Based on the above, the preclusion of plaintiffs expert testimony was a proper exercise of the motion court’s discretion. Supreme Court correctly determined that none of plaintiffs theories of causation is generally accepted in the relevant medical or scientific community, correctly precluded plaintiff’s experts from offering evidence concerning any injury occurring after the first 28 to 33 days of gestation, and properly dismissed the complaint.

[3] In addition, the motion court properly granted defendants’ motion to strike plaintiffs supplemental bill of particulars and plaintiffs motion for leave to renew and reargue. Ten years after the events and seven or eight years into the litigation, plaintiff submitted a supplemental bill of particulars, which asserted a new theory, namely, that the infant, whose Apgar scores were 9/9, sustained a hypoxic event during delivery, which caused some of his impairment. The trial court properly denied leave to supplement the bill of particulars because it asserted a *39new theory of liability seven years after the action was commenced and after a summary judgment motion had been litigated focusing on the theories plaintiff had set forth in her original pleading and bills of particulars (see Wolfer v 184 Fifth Ave.
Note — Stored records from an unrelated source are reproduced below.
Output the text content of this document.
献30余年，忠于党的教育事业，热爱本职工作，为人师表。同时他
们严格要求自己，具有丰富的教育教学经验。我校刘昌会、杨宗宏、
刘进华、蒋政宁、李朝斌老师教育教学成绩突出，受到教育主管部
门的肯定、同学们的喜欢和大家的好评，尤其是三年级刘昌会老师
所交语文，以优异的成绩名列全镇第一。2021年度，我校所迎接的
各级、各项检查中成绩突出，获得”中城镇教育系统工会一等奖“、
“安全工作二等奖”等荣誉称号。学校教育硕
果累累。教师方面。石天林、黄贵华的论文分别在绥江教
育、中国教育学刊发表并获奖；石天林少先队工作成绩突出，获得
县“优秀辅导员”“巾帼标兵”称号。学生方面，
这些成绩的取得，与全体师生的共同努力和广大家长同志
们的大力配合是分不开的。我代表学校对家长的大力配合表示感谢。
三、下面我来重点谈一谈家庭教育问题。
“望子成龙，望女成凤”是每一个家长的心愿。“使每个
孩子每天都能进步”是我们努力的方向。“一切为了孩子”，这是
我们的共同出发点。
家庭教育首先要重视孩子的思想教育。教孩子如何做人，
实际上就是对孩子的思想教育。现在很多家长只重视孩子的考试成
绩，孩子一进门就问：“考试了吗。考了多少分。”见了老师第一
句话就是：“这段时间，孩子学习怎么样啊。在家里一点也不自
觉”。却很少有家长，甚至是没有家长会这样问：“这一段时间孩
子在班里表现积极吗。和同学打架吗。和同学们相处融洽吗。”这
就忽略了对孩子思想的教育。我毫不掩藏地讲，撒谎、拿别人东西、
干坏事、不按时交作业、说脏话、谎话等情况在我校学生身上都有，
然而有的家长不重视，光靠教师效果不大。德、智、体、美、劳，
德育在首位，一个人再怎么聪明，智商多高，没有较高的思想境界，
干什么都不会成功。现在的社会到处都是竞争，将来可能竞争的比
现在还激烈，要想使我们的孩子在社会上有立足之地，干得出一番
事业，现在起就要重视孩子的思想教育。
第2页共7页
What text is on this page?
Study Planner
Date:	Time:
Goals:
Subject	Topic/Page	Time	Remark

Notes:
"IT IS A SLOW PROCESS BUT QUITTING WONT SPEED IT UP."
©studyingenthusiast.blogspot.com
LLC, 27 AD3d 280 [1st Dept 2006]; Licht v Trans Care N.Y., 3 AD3d 325 [1st Dept 2004]). Contrary to plaintiff’s contention, the supplement was not mere “amplification,” but referred to injuries that were not mentioned in the previous bills of particulars or in any affidavit served on defendants before 2010, and defendants had therefore not addressed these injuries (see Markarian v Hundert, 262 AD2d 369 [2d Dept 1999]). Plaintiff’s assertion that her medical expert only alerted her to the new theory of liability in 2008 does not excuse the untimely amendment (id.).

Finally, leave to renew and reargue was properly denied. The additional affidavits that plaintiff submitted in connection with the motion fail to demonstrate that there is any scientific basis for plaintiffs theory of causation.

Accordingly, the order of the Supreme Court, Bronx County (Stanley Green, J.), entered June 10, 2011, which granted defendants’ motion pursuant to Frye v United States (293 F 1013 [DC Cir 1923]) to preclude plaintiff from offering evidence that a neural tube defect develops gradually over the first 10 to 12 weeks of gestation, that the infant’s encephalocele is a cause of his neurological damage, and that rupture/trauma of an encephalocele during a vaginal delivery caused or exacerbated the infant’s neurological damage, and thereupon dismissed the case, should be affirmed, without costs. The order of the same court and Justice, entered on or about June 10, 2011, which granted defendants’ motion to strike plaintiff’s supplemental bill of particulars, should be affirmed, without costs. The order of the same court and Justice, entered on or about September 14, 2011, which, inter alia, denied plaintiff’s motion to renew defendants’ Frye motion, should be affirmed, without costs.

Tom, J.E, Sweeny, Renwick and Abdus-Salaam, JJ., concur.

Order, Supreme Court, Bronx County, entered June 10, 2011, and orders, same court, entered on or about June 10, 2011, and on or about September 14, 2011, affirmed, without costs.